By Darren (Plot 219)
We all like to give our plants a boost, and one product I’ve used – on the basis it was completely organic – was Powerfeed (by Seasol). To my surprise, I recently saw “Organic Powerfeed” (in a white container) in stores.
Had I been misinformed, or was Powerfeed not really organic? The only clue from the containers were different NPK levels.
So, to ensure I was (and had been) using an organic product, I contacted Seasol for the answer. Their response (reprinted with permission) was:
“Thanks for your query about the Organic status of Powerfeed. This is an important point that we like people to be clear about.
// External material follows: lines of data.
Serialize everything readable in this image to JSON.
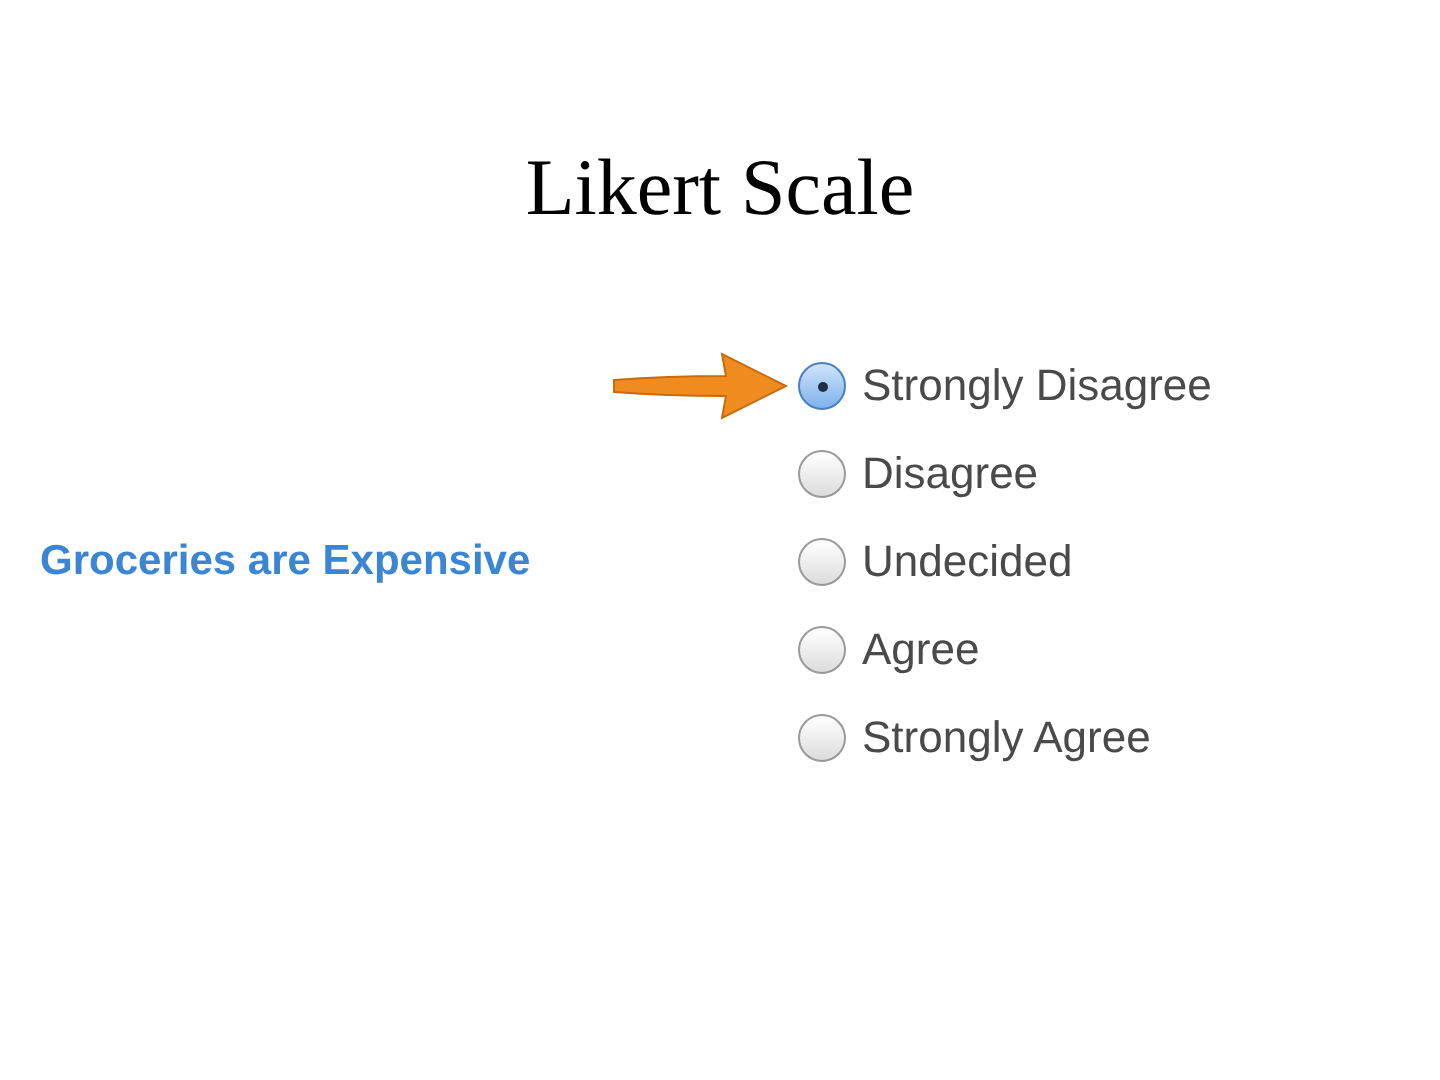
{
  "title": "Likert Scale",
  "question": "Groceries are Expensive",
  "options": [
    {
      "label": "Strongly Disagree",
      "selected": true
    },
    {
      "label": "Disagree",
      "selected": false
    },
    {
      "label": "Undecided",
      "selected": false
    },
    {
      "label": "Agree",
      "selected": false
    },
    {
      "label": "Strongly Agree",
      "selected": false
    }
  ]
}
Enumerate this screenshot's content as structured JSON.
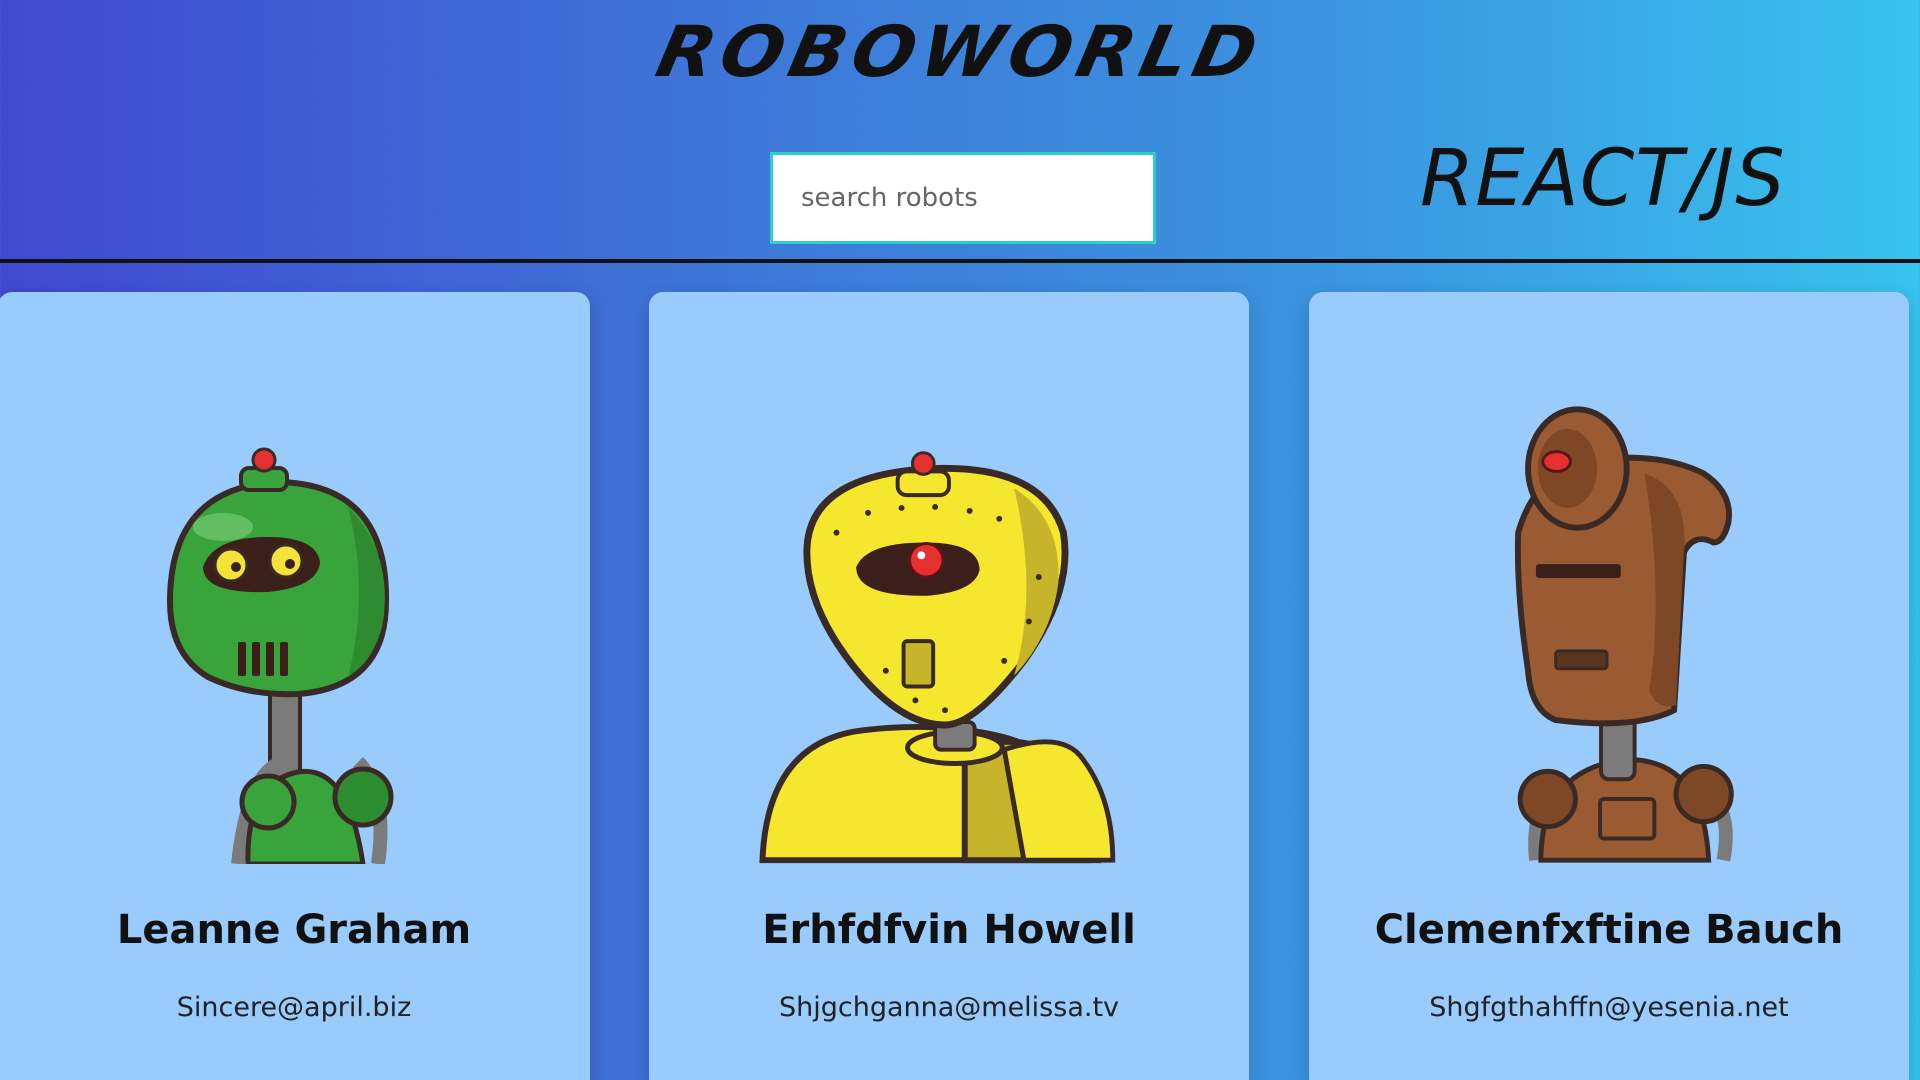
{
  "header": {
    "logo_text": "ROBOWORLD",
    "search_placeholder": "search robots",
    "tech_label": "REACT/JS"
  },
  "robots": [
    {
      "name": "Leanne Graham",
      "email": "Sincere@april.biz",
      "icon": "green-robot-avatar-icon",
      "color": "#3aa43c"
    },
    {
      "name": "Erhfdfvin Howell",
      "email": "Shjgchganna@melissa.tv",
      "icon": "yellow-robot-avatar-icon",
      "color": "#f5e62e"
    },
    {
      "name": "Clemenfxftine Bauch",
      "email": "Shgfgthahffn@yesenia.net",
      "icon": "brown-robot-avatar-icon",
      "color": "#9a5b33"
    }
  ],
  "colors": {
    "card_bg": "#99ccfd",
    "search_border": "#2bd1c4"
  }
}
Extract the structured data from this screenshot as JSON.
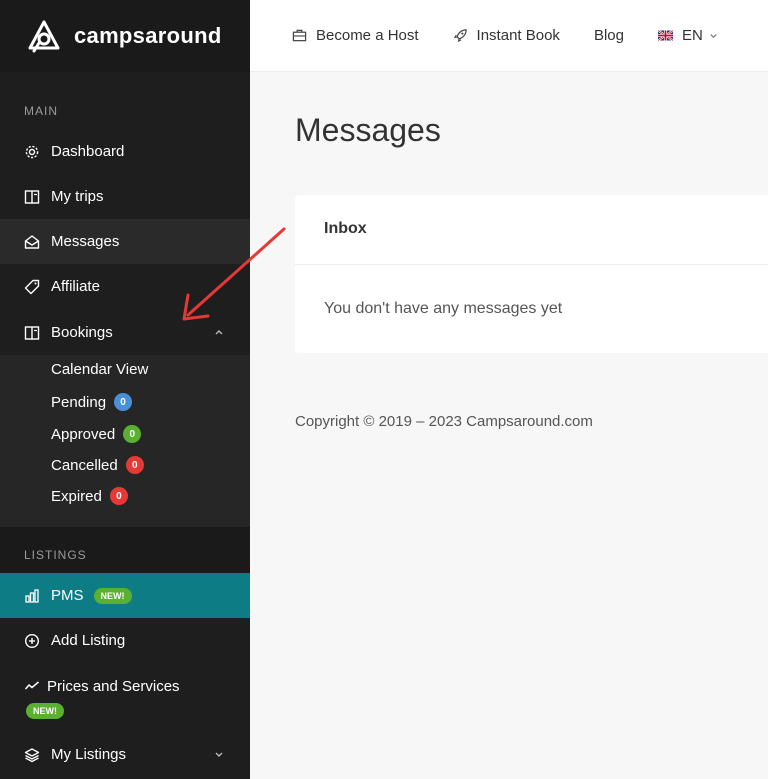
{
  "brand": {
    "name": "campsaround"
  },
  "topbar": {
    "become_host": "Become a Host",
    "instant_book": "Instant Book",
    "blog": "Blog",
    "language": "EN"
  },
  "sidebar": {
    "main_label": "MAIN",
    "dashboard": "Dashboard",
    "my_trips": "My trips",
    "messages": "Messages",
    "affiliate": "Affiliate",
    "bookings": "Bookings",
    "bookings_sub": [
      {
        "label": "Calendar View"
      },
      {
        "label": "Pending",
        "count": "0",
        "color": "#4a90d9"
      },
      {
        "label": "Approved",
        "count": "0",
        "color": "#5ab031"
      },
      {
        "label": "Cancelled",
        "count": "0",
        "color": "#e53935"
      },
      {
        "label": "Expired",
        "count": "0",
        "color": "#e53935"
      }
    ],
    "listings_label": "LISTINGS",
    "pms": "PMS",
    "new_badge": "NEW!",
    "add_listing": "Add Listing",
    "prices_services": "Prices and Services",
    "my_listings": "My Listings"
  },
  "main": {
    "title": "Messages",
    "inbox_title": "Inbox",
    "empty_text": "You don't have any messages yet",
    "copyright": "Copyright © 2019 – 2023 Campsaround.com"
  },
  "colors": {
    "sidebar_bg": "#1e1e1e",
    "accent_teal": "#0d7c85",
    "new_green": "#5ab031",
    "annotation_red": "#e53935"
  }
}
Seasol is certified Organic and Powerfeed is “Organic-based”. This means it is mostly made from certified Organic ingredients (such as our Fish emulsion), but it also has some added inorganic nutrients. Although this prevents Organic certification for our regular Powerfeeds we are careful to ensure there are no toxic ingredients or synthetic chemicals that could leave harmful residues, build up in the soil or damage the environment. Hence the reason for the new PowerFeed Organic product – as with Seasol, this meets all of the required standards for organic certification with Australian Organics (formally the Biological Farmers Association). You will still get very good results from the organic product however we would not expect it to perform as well as the other PowerFeeds due the lower NPK levels.”
So there you go. Powerfeed was organic-based, but in order to be officially certified as organic, they were required to modify the formula to ensure no inorganic nutrients were present.
I plan to switch to the organic-certified version, to be 100% sure and as a comparison, but regular Powerfeed is still safe to use on your plot as it does not contain synthetic chemicals.
Note: Price difference between a liter of Powerfeed vs Powerfeed Organic is about $2.5 less.